The additional of a square equals the square root of two times the links using 1.4 for the square root of two what is the approximate length in feet from one corner to one opposite corner of a square park that is 700 feet on the side
To find the length from one corner to the opposite corner of a square park, we can use the Pythagorean theorem, which states that in a right triangle, the square of the length of the hypotenuse (the side opposite the right angle) is equal to the sum of the squares of the other two sides.
In this case, the two sides of the right triangle are the length of one side of the square park (700 feet) and the additional square (x) on each side, which is given by the square root of two times the length of one side (1.4 * 700 feet = 980 feet).
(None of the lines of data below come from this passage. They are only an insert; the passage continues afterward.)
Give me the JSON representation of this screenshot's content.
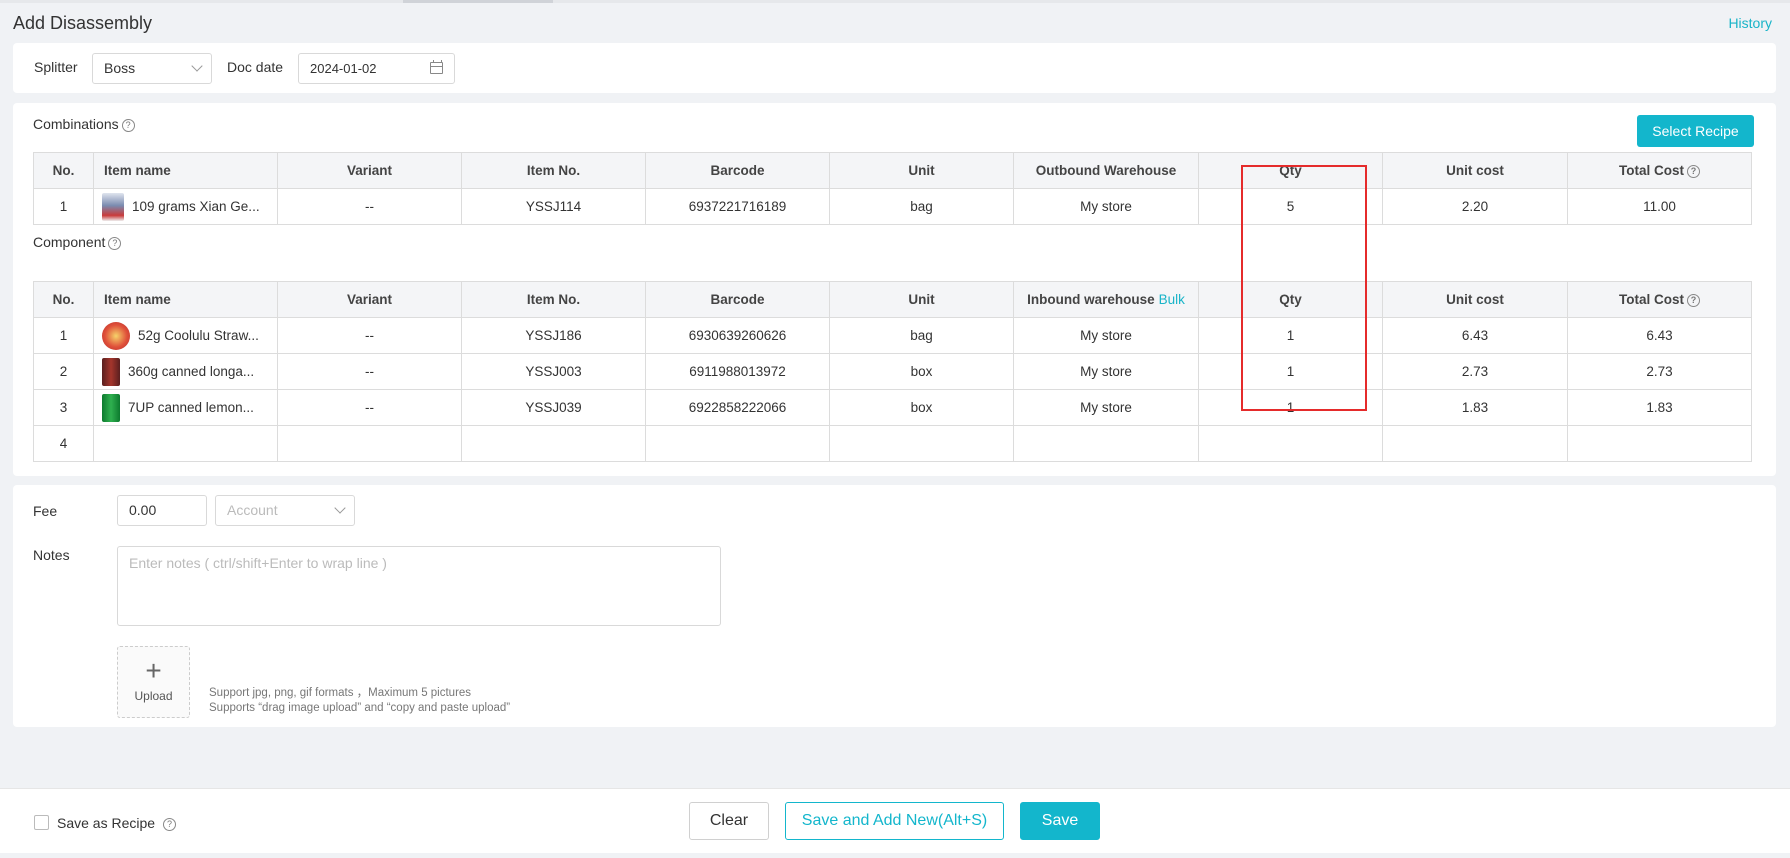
{
  "page": {
    "title": "Add Disassembly",
    "history_link": "History"
  },
  "header_form": {
    "splitter_label": "Splitter",
    "splitter_value": "Boss",
    "doc_date_label": "Doc date",
    "doc_date_value": "2024-01-02"
  },
  "combinations": {
    "title": "Combinations",
    "select_recipe_button": "Select Recipe",
    "columns": [
      "No.",
      "Item name",
      "Variant",
      "Item No.",
      "Barcode",
      "Unit",
      "Outbound Warehouse",
      "Qty",
      "Unit cost",
      "Total Cost"
    ],
    "rows": [
      {
        "no": "1",
        "item_name": "109 grams Xian Ge...",
        "variant": "--",
        "item_no": "YSSJ114",
        "barcode": "6937221716189",
        "unit": "bag",
        "warehouse": "My store",
        "qty": "5",
        "unit_cost": "2.20",
        "total_cost": "11.00",
        "thumb": "snack-bag-image"
      }
    ]
  },
  "component": {
    "title": "Component",
    "bulk_link": "Bulk",
    "columns": [
      "No.",
      "Item name",
      "Variant",
      "Item No.",
      "Barcode",
      "Unit",
      "Inbound warehouse",
      "Qty",
      "Unit cost",
      "Total Cost"
    ],
    "rows": [
      {
        "no": "1",
        "item_name": "52g Coolulu Straw...",
        "variant": "--",
        "item_no": "YSSJ186",
        "barcode": "6930639260626",
        "unit": "bag",
        "warehouse": "My store",
        "qty": "1",
        "unit_cost": "6.43",
        "total_cost": "6.43",
        "thumb": "candy-bag-image"
      },
      {
        "no": "2",
        "item_name": "360g canned longa...",
        "variant": "--",
        "item_no": "YSSJ003",
        "barcode": "6911988013972",
        "unit": "box",
        "warehouse": "My store",
        "qty": "1",
        "unit_cost": "2.73",
        "total_cost": "2.73",
        "thumb": "can-image"
      },
      {
        "no": "3",
        "item_name": "7UP canned lemon...",
        "variant": "--",
        "item_no": "YSSJ039",
        "barcode": "6922858222066",
        "unit": "box",
        "warehouse": "My store",
        "qty": "1",
        "unit_cost": "1.83",
        "total_cost": "1.83",
        "thumb": "soda-can-image"
      },
      {
        "no": "4",
        "item_name": "",
        "variant": "",
        "item_no": "",
        "barcode": "",
        "unit": "",
        "warehouse": "",
        "qty": "",
        "unit_cost": "",
        "total_cost": ""
      }
    ]
  },
  "extra": {
    "fee_label": "Fee",
    "fee_value": "0.00",
    "account_placeholder": "Account",
    "notes_label": "Notes",
    "notes_placeholder": "Enter notes ( ctrl/shift+Enter to wrap line )",
    "upload_label": "Upload",
    "upload_hint_1": "Support jpg, png, gif formats ，Maximum 5 pictures",
    "upload_hint_2": "Supports “drag image upload” and “copy and paste upload”"
  },
  "footer": {
    "save_as_recipe_label": "Save as Recipe",
    "clear_button": "Clear",
    "save_add_new_button": "Save and Add New(Alt+S)",
    "save_button": "Save"
  },
  "colors": {
    "accent": "#13b6cc",
    "highlight": "#e52b2b"
  }
}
Let's denote the length from one corner to the opposite corner of the square park as 'c'. Then, we have the following equation:
c^2 = (700 feet)^2 + (980 feet)^2
c^2 = 490,000 square feet + 960,400 square feet
c^2 = 1,450,400 square feet
Taking the square root of both sides, we find:
c ≈ √(1,450,400 square feet)
Approximating the square root of 1,450,400 as 1204.98, we get:
c ≈ 1204.98 feet
Therefore, the approximate length from one corner to the opposite corner of the square park is 1204.98 feet.
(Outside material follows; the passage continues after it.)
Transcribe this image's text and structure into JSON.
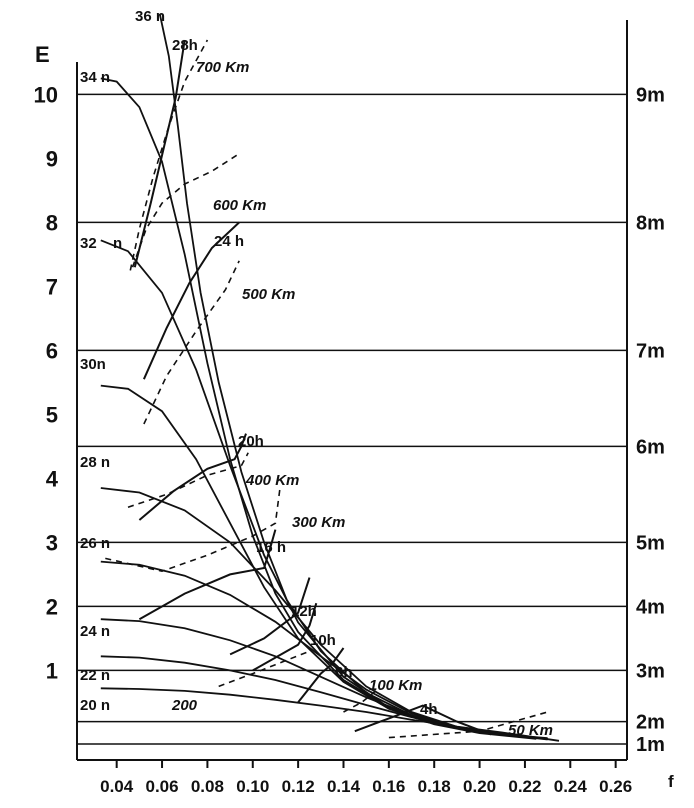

To find the length from one corner of the square to the opposite corner, we can use the Pythagorean theorem. According to the theorem, the square of the hypotenuse (the longest side of a right triangle) is equal to the sum of the squares of the other two sides.
In this case, we have a square with sides measuring 700 feet. The hypotenuse represents the distance from one corner to the opposite corner. Let's call this length "x."
Using the Pythagorean theorem, we can set up the equation:
x^2 = 700^2 + 700^2
Simplifying the equation:
x^2 = 490,000 + 490,000
x^2 = 980,000
To solve for x, we need to take the square root on both sides of the equation:
x ≈ √980,000
Using the approximate value for the square root of two (1.4), we can approximate the length:
x ≈ 1.4 * √700^2
x ≈ 1.4 * 700
x ≈ 980 feet
Therefore, the approximate length from one corner to the opposite corner of the square park is 980 feet.